DNA barcoding of two narrow endemic plants; Astragalus argaeus and Astragalus stenosemioides from Mount Erciyes, Turkey

Selamoglu H. S.

CONSERVATION GENETICS RESOURCES, vol.14, no.1, pp.81-84, 2022 (SCI-Expanded) identifier identifier

  • Publication Type: Article / Article
  • Volume: 14 Issue: 1
  • Publication Date: 2022
  • Doi Number: 10.1007/s12686-021-01239-y
  • Journal Indexes: Science Citation Index Expanded (SCI-EXPANDED), Scopus, BIOSIS, CAB Abstracts, Veterinary Science Database
  • Page Numbers: pp.81-84
  • Keywords: Astragalus argaeus, A, stenosemioides, Biodiversity, DNA barcoding, MATK
  • Kayseri University Affiliated: Yes


Countries' genetic resources and biological variation are extremely valuable. Biodiversity and genetic resources, particularly for endemic species, should be protected. DNA barcoding studies are a useful for identifying unknown taxa and protecting a country's biodiversity. DNA barcodes are small segments of DNA that are taxonomically informative and can be used to for species identification. DNA barcodes have been used to associate life phases, determine cryptic species, and prohibit illegal commerce, among other things. Astragalus argaeus and A. stenosemioides are endemic plant species to Turkey's Mt. Erciyes. To distinguish these two endemic Astagalus, we used two DNA barcodes in the matK region.
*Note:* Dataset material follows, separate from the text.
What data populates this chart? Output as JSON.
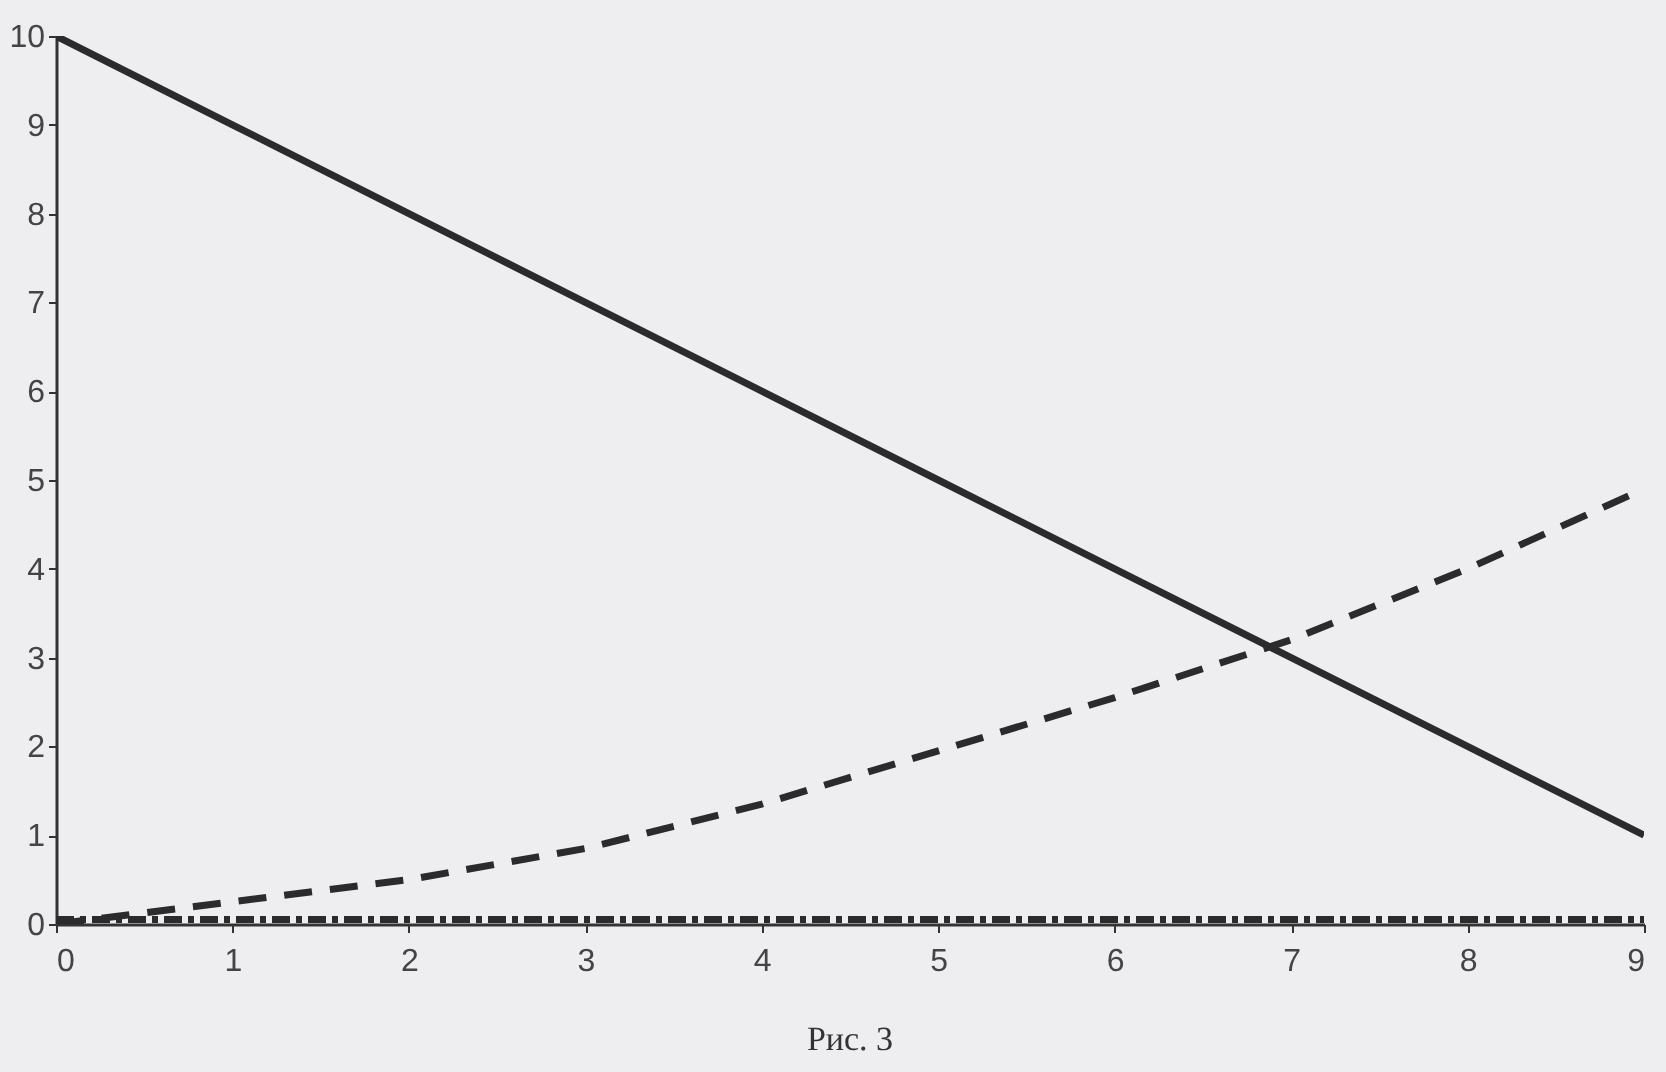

The current study used A. argaeus, A. stenosemioides, and 23 GenBank sequences of other relative in the genus Astragalus, including one from a closely related species, to infer phylogenetic relationships and DNA barcodes for two endemic plants. The matK gene region could clearly identify A. argaeus and A. stenosemioides from closely related taxa, according to the phylogenetic study. Taxonomic and biodiversity research, as well as molecular ecology and population genetics investigations, will benefit from DNA barcoding surveys to unambiguously differentiate between these two species. Also, by separating the matK DNA gene area, which is one of the molecular features, it is feasible to detect the species, and A. argaeus and A. stenosemioides were successfully barcoded for the first time.